Mentor group wins grant

Published 5:09 pm Friday, January 1, 2010

Millennial Mentoring Youth Academy, also known as Y2K Academy, has received a $25,000 grant from the National Fatherhood Initiative to help young men learn to be better fathers.

“With the rising gang and drug activity in semi-rural communities throughout Western Tidewater and Greater Hampton Roads, now is the time to stem the tide of violence by motivating dads to take back their communities through loving support of their children and visible presence in our neighborhoods,” Dr. Princella Johnson said in announcing the grant award this week.

“We are thankful to NFI for providing these funds to help make our communities safer and more father friendly,” she added.

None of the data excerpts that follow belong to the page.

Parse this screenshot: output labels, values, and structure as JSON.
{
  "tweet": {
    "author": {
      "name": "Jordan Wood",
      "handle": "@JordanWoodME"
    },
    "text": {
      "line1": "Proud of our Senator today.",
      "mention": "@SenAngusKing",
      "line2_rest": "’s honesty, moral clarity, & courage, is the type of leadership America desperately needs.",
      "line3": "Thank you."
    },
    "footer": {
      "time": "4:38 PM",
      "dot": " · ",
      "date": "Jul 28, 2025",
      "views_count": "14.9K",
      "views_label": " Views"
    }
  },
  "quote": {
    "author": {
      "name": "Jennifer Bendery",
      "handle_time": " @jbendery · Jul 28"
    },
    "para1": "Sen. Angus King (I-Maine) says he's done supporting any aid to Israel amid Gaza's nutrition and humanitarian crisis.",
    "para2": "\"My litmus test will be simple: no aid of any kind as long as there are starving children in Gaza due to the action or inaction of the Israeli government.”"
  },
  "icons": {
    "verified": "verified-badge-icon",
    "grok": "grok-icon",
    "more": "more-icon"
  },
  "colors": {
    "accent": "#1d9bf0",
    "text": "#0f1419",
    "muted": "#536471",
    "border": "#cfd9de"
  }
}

The grant will help the Franklin-based Academy develop fatherhood programs and improve its ability to seek federal and private philanthropic support, according to a press release.

The 2010 grant winners will attend an intensive, weeklong “Certification College,” led by NFI, that is intended to help them develop practices in support of fathers in their areas.

“No longer will we stand idly by and watch the prisons, gangs and streets claim our sons and daughters through father absence,” said Maurice Johnson, vice principal at Y2K Academy and director of the Y2K Dadz program. “Because of this grant, we will now have the tools to make a greater impact on Hampton Roads.”

Since 1994, the National Fatherhood Initiative has worked to improve the well being of children by increasing the proportion of children growing up with involved, responsible and committed fathers, according to a statement appearing on its Web site.

The organization promotes fatherhood through public awareness campaigns, through training and assisting leaders of fatherhood initiatives across the nation and by developing partnerships that will help promote the NFI goals.

“At a time when one in three children are growing up apart from their fathers, Y2K Academy should be applauded for its efforts to engage Suffolk and Hampton Roads’ fathers in the lives of their children,” NFI president Roland C. Warren said in the release.

Y2K Academy is an African-American owned, faith-based education agency dedicated to strengthening and preserving families by providing mentoring to children and counseling about responsible parenting to their parents.

The organization offers free one-year mentoring scholarships to qualifying children whose parents are in jail, and it has established its own social media campaign, “Have you seen my dad?” to encourage father involvement throughout Hampton Roads.

Its Y2KA Family Enrichment Center emphasizes academic support, workforce development training and effective parenting education as a means to decrease school dropout rates, crime involvement, teen pregnancy and substance abuse, according to Johnson, the director.

This year, the Academy plans to launch its “Y2K Virtual Mentoring” program, which is intended to provide online mentoring for youth across the area.

The organization plans to host the “MLK, Jr., Day of Service 7 Cities Prayer Convoy” on Jan. 18 to highlight its need for male mentors to help support the program for children of incarcerated parents, as well as the new virtual mentoring program.